Geçtiğimiz haftalarda açıklanan yargı reformu strateji belgesinde, tutuklu yargılamaların süresinin kısaltılacağından fikir özgürlüğüne kadar bir çok mesele ile gündeme geldi.
Paket açıklandıktan sonra, Bolu Cezaevinde tutuklu bulunan Alparslan Kuytul Hocaefendi konu hakkındaki görüşlerinibir telefon konuşmasında dile getirmişti. Bunun bir itiraf olduğunu dile getiren hocaefendi, hakların kısıtlandığını ve haksız gerekçelerle insanlara zulmedildiğinin altını çizdi.
Aynı zamanda insanlara tanınacak bu tür hakların Avrupa istediği için değil adaletin gereği olarak verilmesi gerektiğine vurgu yaptı.

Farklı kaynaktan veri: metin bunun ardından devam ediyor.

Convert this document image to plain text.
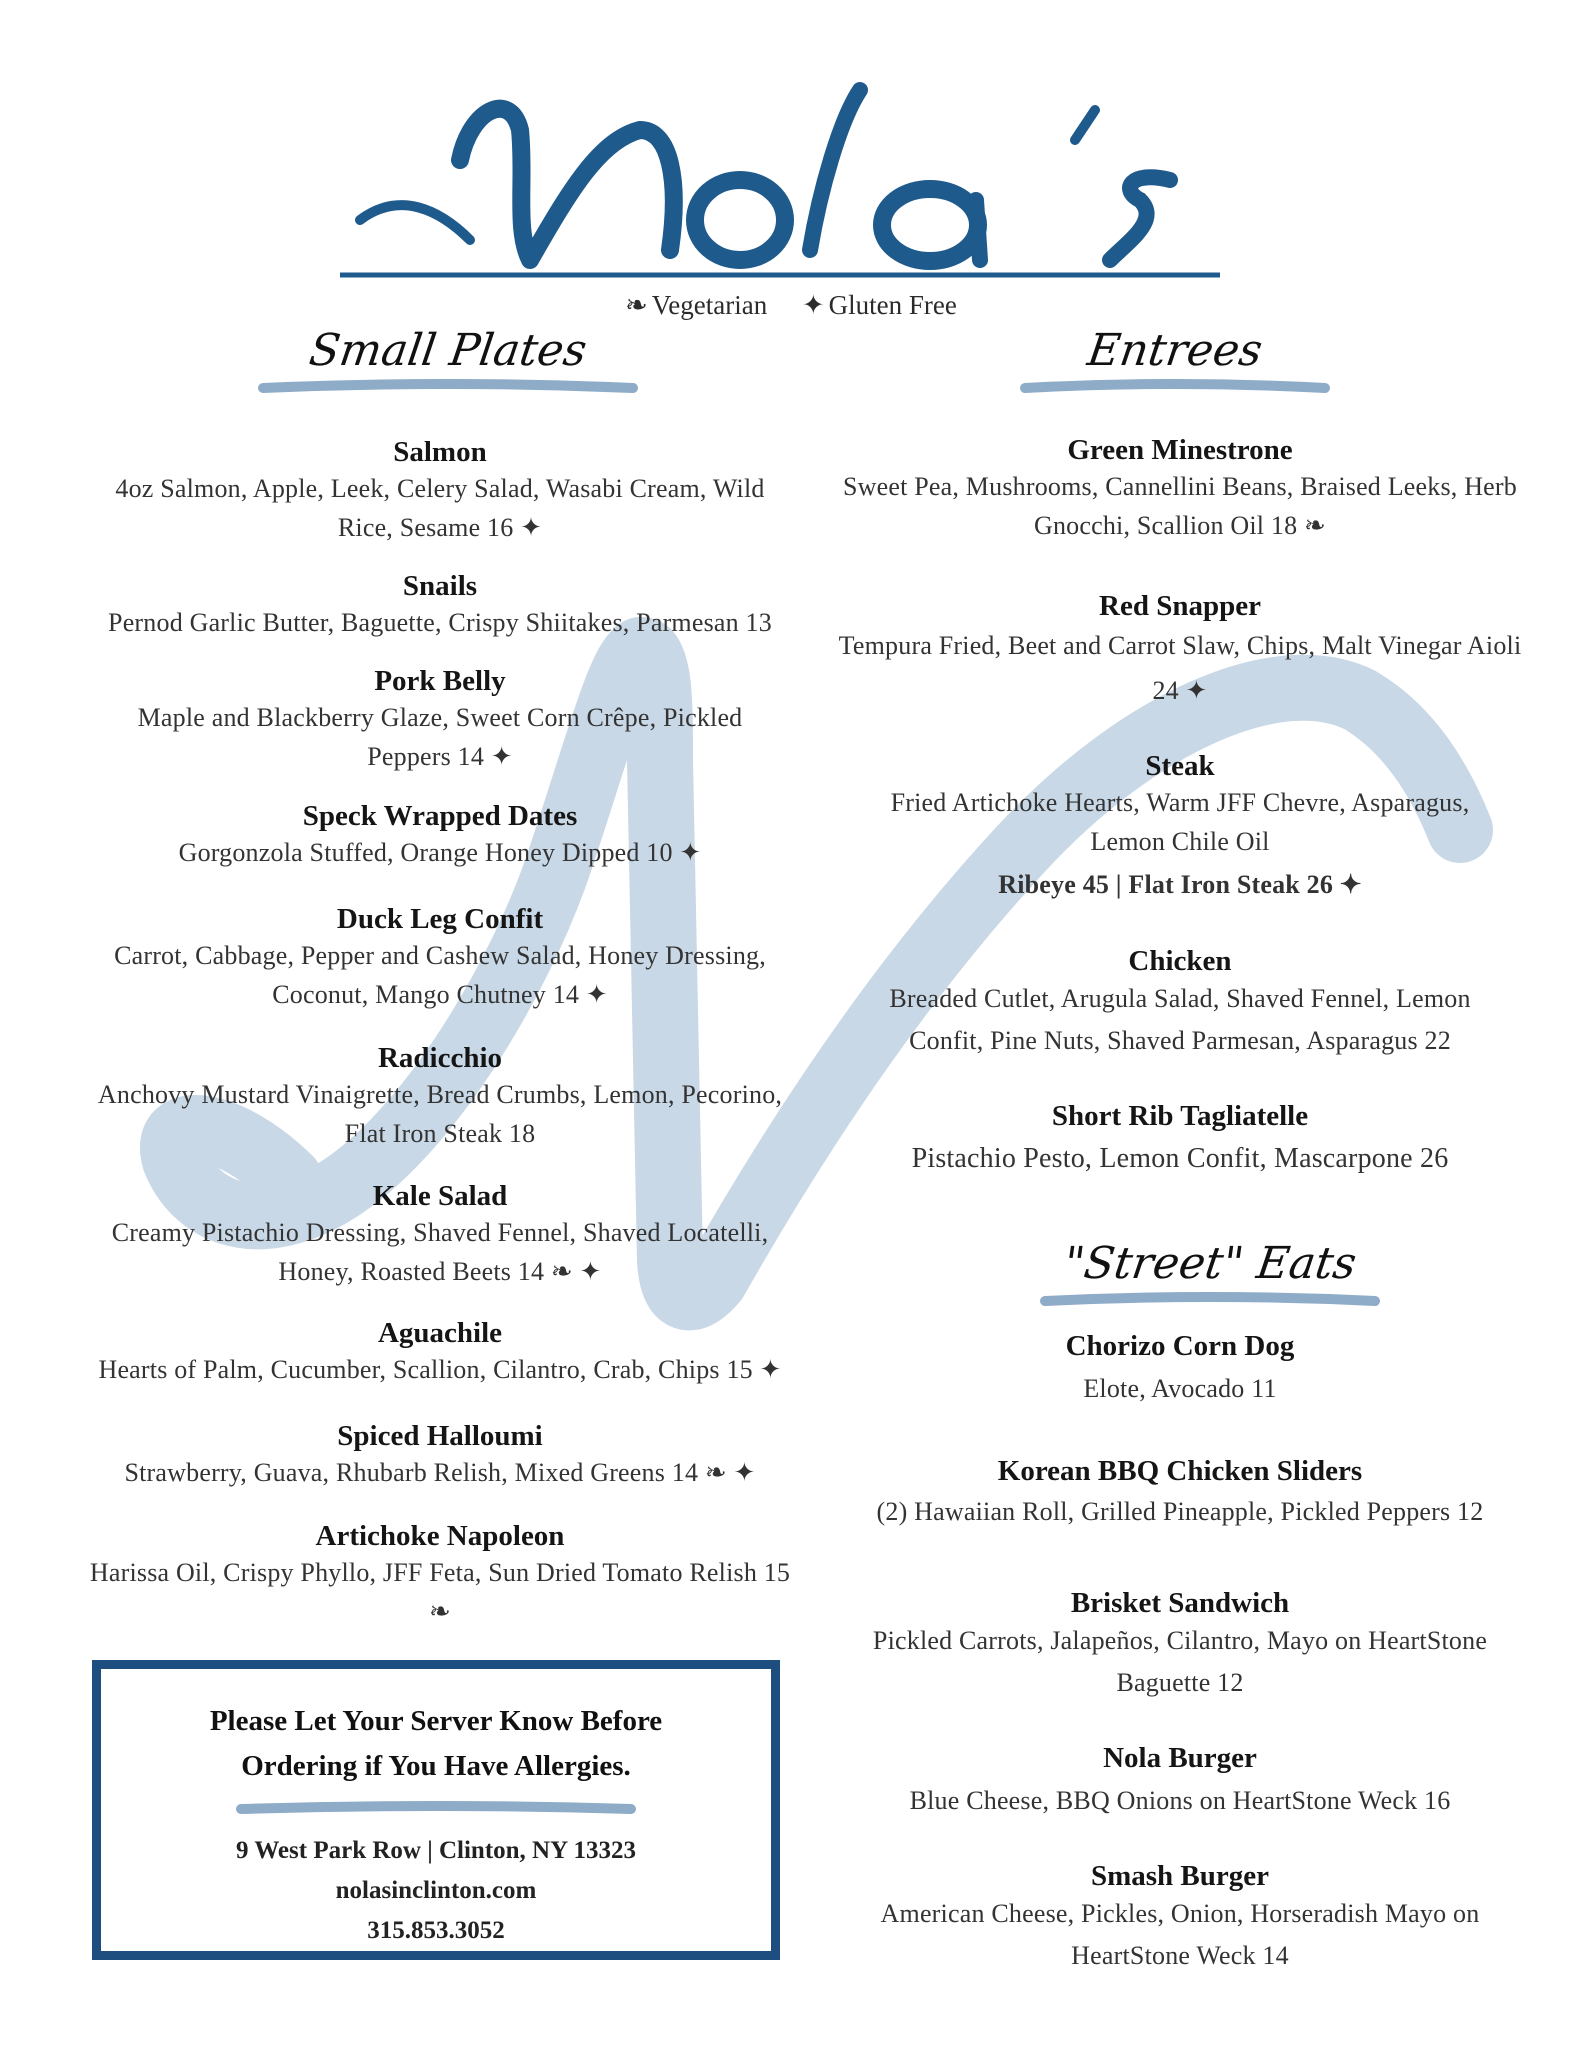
❧ Vegetarian ✦ Gluten Free
Small Plates	Entrees
"Street" Eats
Salmon
4oz Salmon, Apple, Leek, Celery Salad, Wasabi Cream, Wild Rice, Sesame 16 ✦
Snails
Pernod Garlic Butter, Baguette, Crispy Shiitakes, Parmesan 13
Pork Belly
Maple and Blackberry Glaze, Sweet Corn Crêpe, Pickled Peppers 14 ✦
Speck Wrapped Dates
Gorgonzola Stuffed, Orange Honey Dipped 10 ✦
Duck Leg Confit
Carrot, Cabbage, Pepper and Cashew Salad, Honey Dressing, Coconut, Mango Chutney 14 ✦
Radicchio
Anchovy Mustard Vinaigrette, Bread Crumbs, Lemon, Pecorino, Flat Iron Steak 18
Kale Salad
Creamy Pistachio Dressing, Shaved Fennel, Shaved Locatelli, Honey, Roasted Beets 14 ❧ ✦
Aguachile
Hearts of Palm, Cucumber, Scallion, Cilantro, Crab, Chips 15 ✦
Spiced Halloumi
Strawberry, Guava, Rhubarb Relish, Mixed Greens 14 ❧ ✦
Artichoke Napoleon
Harissa Oil, Crispy Phyllo, JFF Feta, Sun Dried Tomato Relish 15 ❧
Green Minestrone
Sweet Pea, Mushrooms, Cannellini Beans, Braised Leeks, Herb Gnocchi, Scallion Oil 18 ❧
Red Snapper
Tempura Fried, Beet and Carrot Slaw, Chips, Malt Vinegar Aioli 24 ✦
Steak
Fried Artichoke Hearts, Warm JFF Chevre, Asparagus, Lemon Chile Oil
Ribeye 45 | Flat Iron Steak 26 ✦
Chicken
Breaded Cutlet, Arugula Salad, Shaved Fennel, Lemon Confit, Pine Nuts, Shaved Parmesan, Asparagus 22
Short Rib Tagliatelle
Pistachio Pesto, Lemon Confit, Mascarpone 26
Chorizo Corn Dog
Elote, Avocado 11
Korean BBQ Chicken Sliders
(2) Hawaiian Roll, Grilled Pineapple, Pickled Peppers 12
Brisket Sandwich
Pickled Carrots, Jalapeños, Cilantro, Mayo on HeartStone Baguette 12
Nola Burger
Blue Cheese, BBQ Onions on HeartStone Weck 16
Smash Burger
American Cheese, Pickles, Onion, Horseradish Mayo on HeartStone Weck 14
Please Let Your Server Know Before
Ordering if You Have Allergies.
9 West Park Row | Clinton, NY 13323
nolasinclinton.com
315.853.3052
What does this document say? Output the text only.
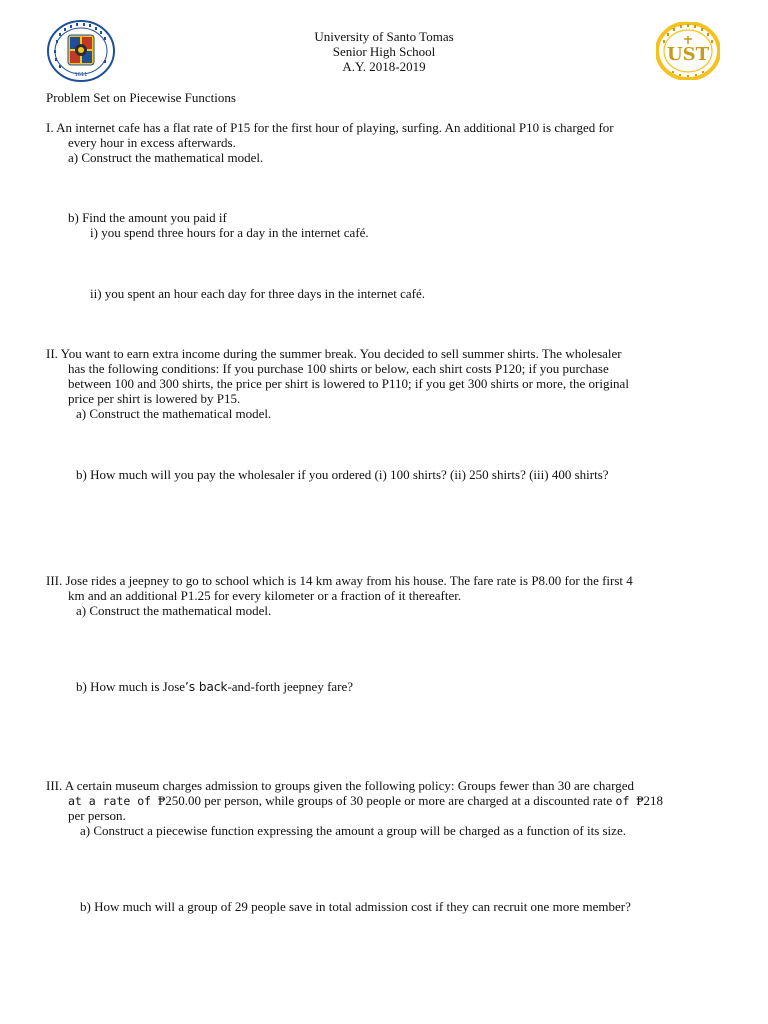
1611
UST
University of Santo Tomas
Senior High School
A.Y. 2018-2019
Problem Set on Piecewise Functions
I. An internet cafe has a flat rate of P15 for the first hour of playing, surfing. An additional P10 is charged for
every hour in excess afterwards.
a) Construct the mathematical model.
b) Find the amount you paid if
i) you spend three hours for a day in the internet café.
ii) you spent an hour each day for three days in the internet café.
II. You want to earn extra income during the summer break. You decided to sell summer shirts. The wholesaler
has the following conditions: If you purchase 100 shirts or below, each shirt costs P120; if you purchase
between 100 and 300 shirts, the price per shirt is lowered to P110; if you get 300 shirts or more, the original
price per shirt is lowered by P15.
a) Construct the mathematical model.
b) How much will you pay the wholesaler if you ordered (i) 100 shirts? (ii) 250 shirts? (iii) 400 shirts?
III. Jose rides a jeepney to go to school which is 14 km away from his house. The fare rate is P8.00 for the first 4
km and an additional P1.25 for every kilometer or a fraction of it thereafter.
a) Construct the mathematical model.
b) How much is Jose’s back-and-forth jeepney fare?
III. A certain museum charges admission to groups given the following policy: Groups fewer than 30 are charged
at a rate of ₱250.00 per person, while groups of 30 people or more are charged at a discounted rate of ₱218
per person.
a) Construct a piecewise function expressing the amount a group will be charged as a function of its size.
b) How much will a group of 29 people save in total admission cost if they can recruit one more member?
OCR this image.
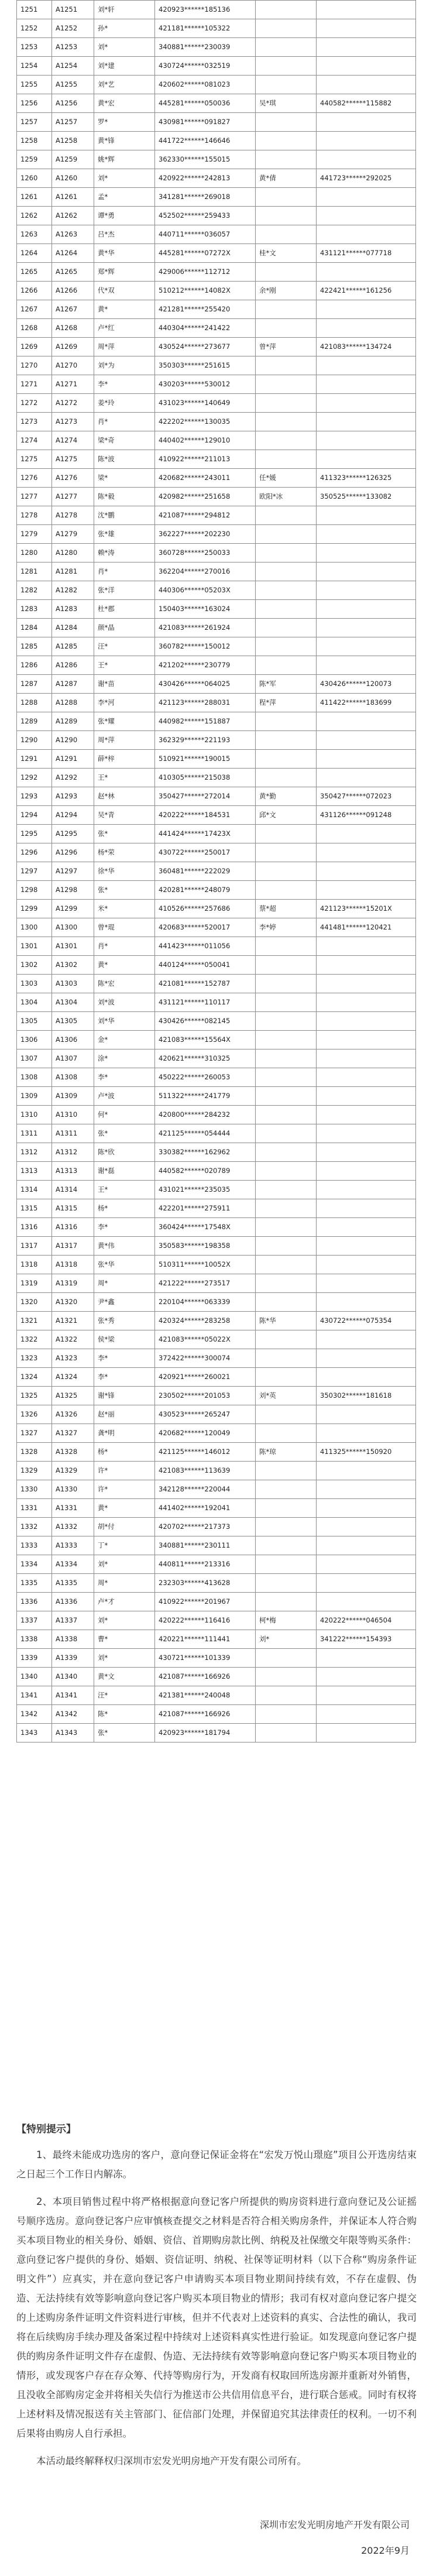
1251	A1251	刘*轩	420923******185136		
1252	A1252	孙*	421181******105322		
1253	A1253	刘*	340881******230039		
1254	A1254	刘*建	430724******032519		
1255	A1255	刘*艺	420602******081023		
1256	A1256	黄*宏	445281******050036	吴*琪	440582******115882
1257	A1257	罗*	430981******091827		
1258	A1258	黄*锋	441722******146646		
1259	A1259	姚*辉	362330******155015		
1260	A1260	刘*	420922******242813	黄*倩	441723******292025
1261	A1261	孟*	341281******269018		
1262	A1262	谭*勇	452502******259433		
1263	A1263	吕*杰	440711******036057		
1264	A1264	黄*华	445281******07272X	桂*文	431121******077718
1265	A1265	郑*辉	429006******112712		
1266	A1266	代*双	510212******14082X	余*刚	422421******161256
1267	A1267	黄*	421281******255420		
1268	A1268	卢*红	440304******241422		
1269	A1269	周*萍	430524******273677	曾*萍	421083******134724
1270	A1270	刘*为	350303******251615		
1271	A1271	李*	430203******530012		
1272	A1272	姜*玲	431023******140649		
1273	A1273	肖*	422202******130035		
1274	A1274	梁*奇	440402******129010		
1275	A1275	陈*波	410922******211013		
1276	A1276	梁*	420682******243011	任*媛	411323******126325
1277	A1277	陈*毅	420982******251658	欧阳*冰	350525******133082
1278	A1278	沈*鹏	421087******294812		
1279	A1279	张*雄	362227******202230		
1280	A1280	赖*涛	360728******250033		
1281	A1281	肖*	362204******270016		
1282	A1282	张*洋	440306******05203X		
1283	A1283	杜*郡	150403******163024		
1284	A1284	颜*晶	421083******261924		
1285	A1285	汪*	360782******150012		
1286	A1286	王*	421202******230779		
1287	A1287	谢*苗	430426******064025	陈*军	430426******120073
1288	A1288	李*河	421123******288031	程*萍	411422******183699
1289	A1289	张*耀	440982******151887		
1290	A1290	周*萍	362329******221193		
1291	A1291	薛*梓	510921******190015		
1292	A1292	王*	410305******215038		
1293	A1293	赵*林	350427******272014	黄*勤	350427******072023
1294	A1294	吴*青	420222******184531	邱*文	431126******091248
1295	A1295	张*	441424******17423X		
1296	A1296	杨*荣	430722******250017		
1297	A1297	徐*华	360481******222029		
1298	A1298	张*	420281******248079		
1299	A1299	米*	410526******257686	蔡*超	421123******15201X
1300	A1300	曾*琨	420683******520017	李*婷	441481******120421
1301	A1301	肖*	441423******011056		
1302	A1302	黄*	440124******050041		
1303	A1303	陈*宏	421081******152787		
1304	A1304	刘*波	431121******110117		
1305	A1305	刘*华	430426******082145		
1306	A1306	金*	421083******15564X		
1307	A1307	涂*	420621******310325		
1308	A1308	李*	450222******260053		
1309	A1309	卢*波	511322******241779		
1310	A1310	何*	420800******284232		
1311	A1311	张*	421125******054444		
1312	A1312	陈*欣	330382******162962		
1313	A1313	谢*磊	440582******020789		
1314	A1314	王*	431021******235035		
1315	A1315	杨*	422201******275911		
1316	A1316	李*	360424******17548X		
1317	A1317	黄*伟	350583******198358		
1318	A1318	张*华	510311******10052X		
1319	A1319	周*	421222******273517		
1320	A1320	尹*鑫	220104******063339		
1321	A1321	张*秀	420324******283258	陈*华	430722******075354
1322	A1322	侯*梁	421083******05022X		
1323	A1323	李*	372422******300074		
1324	A1324	李*	420921******260021		
1325	A1325	谢*锋	230502******201053	刘*英	350302******181618
1326	A1326	赵*丽	430523******265247		
1327	A1327	龚*明	420682******120049		
1328	A1328	杨*	421125******146012	陈*琼	411325******150920
1329	A1329	许*	421083******113639		
1330	A1330	许*	342128******220044		
1331	A1331	黄*	441402******192041		
1332	A1332	胡*付	420702******217373		
1333	A1333	丁*	340881******230111		
1334	A1334	刘*	440811******213316		
1335	A1335	周*	232303******413628		
1336	A1336	卢*才	410922******201967		
1337	A1337	刘*	420222******116416	柯*梅	420222******046504
1338	A1338	曹*	420221******111441	刘*	341222******154393
1339	A1339	刘*	430721******101339		
1340	A1340	黄*文	421087******166926		
1341	A1341	汪*	421381******240048		
1342	A1342	陈*	421087******166926		
1343	A1343	张*	420923******181794		
【特别提示】

1、最终未能成功选房的客户，意向登记保证金将在“宏发万悦山璟庭”项目公开选房结束之日起三个工作日内解冻。

2、本项目销售过程中将严格根据意向登记客户所提供的购房资料进行意向登记及公证摇号顺序选房。意向登记客户应审慎核查提交之材料是否符合相关购房条件，并保证本人符合购买本项目物业的相关身份、婚姻、资信、首期购房款比例、纳税及社保缴交年限等购买条件：意向登记客户提供的身份、婚姻、资信证明、纳税、社保等证明材料（以下合称“购房条件证明文件”）应真实，并在意向登记客户申请购买本项目物业期间持续有效，不存在虚假、伪造、无法持续有效等影响意向登记客户购买本项目物业的情形；我司有权对意向登记客户提交的上述购房条件证明文件资料进行审核，但并不代表对上述资料的真实、合法性的确认，我司将在后续购房手续办理及备案过程中持续对上述资料真实性进行验证。如发现意向登记客户提供的购房条件证明文件存在虚假、伪造、无法持续有效等影响意向登记客户购买本项目物业的情形，或发现客户存在存众筹、代持等购房行为，开发商有权取回所选房源并重新对外销售，且没收全部购房定金并将相关失信行为推送市公共信用信息平台，进行联合惩戒。同时有权将上述材料及情况报送有关主管部门、征信部门处理，并保留追究其法律责任的权利。一切不利后果将由购房人自行承担。

本活动最终解释权归深圳市宏发光明房地产开发有限公司所有。

深圳市宏发光明房地产开发有限公司
2022年9月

ADALET vurgusunun yapıldığı yargı paketine göre özellikle ifade özgürlüğüne karşı adımlar atılacak ve tutuklu ve mahkumlara bazı haklar tanınacaktı.
Bu yaklaşımla, tanınan hakların yanı sıra başka bir takım hakların verilmesi gerekirken mevcut haklara kısıtlama getirildiği görülüyor.
Bugün yaşanan hadise adaletin sadece konuşulduğunu ancak icra edilmediğini bir kez daha gözler önüne serdi. Alparslan Kuytul Hocaefendinin her hafta ailesiyle yaptığı telefon görüşmesine süresiz kısıtlama getirildi. Bu kısıtlamaya sebep olarak da dışarıya talimat verdiği gerekçe gösterildi. Söz konusu konuşmada yer alan ifadeler dışarıya talimat vermek değil bir konuda şahsi isteğini ve temennisini ortaya koymaktır.
Bunu bir disiplin suçu olarak görmek ve buna dayanarak mevcut haklarına kısıtlama getirmek büyük bir haksızlık ve zulümdür. Hakları genişleteceğini söyleyip de daha da kısıtlayanlar, haksız gerekçelerle zulmeden Allah’a hesap vereceklerdir.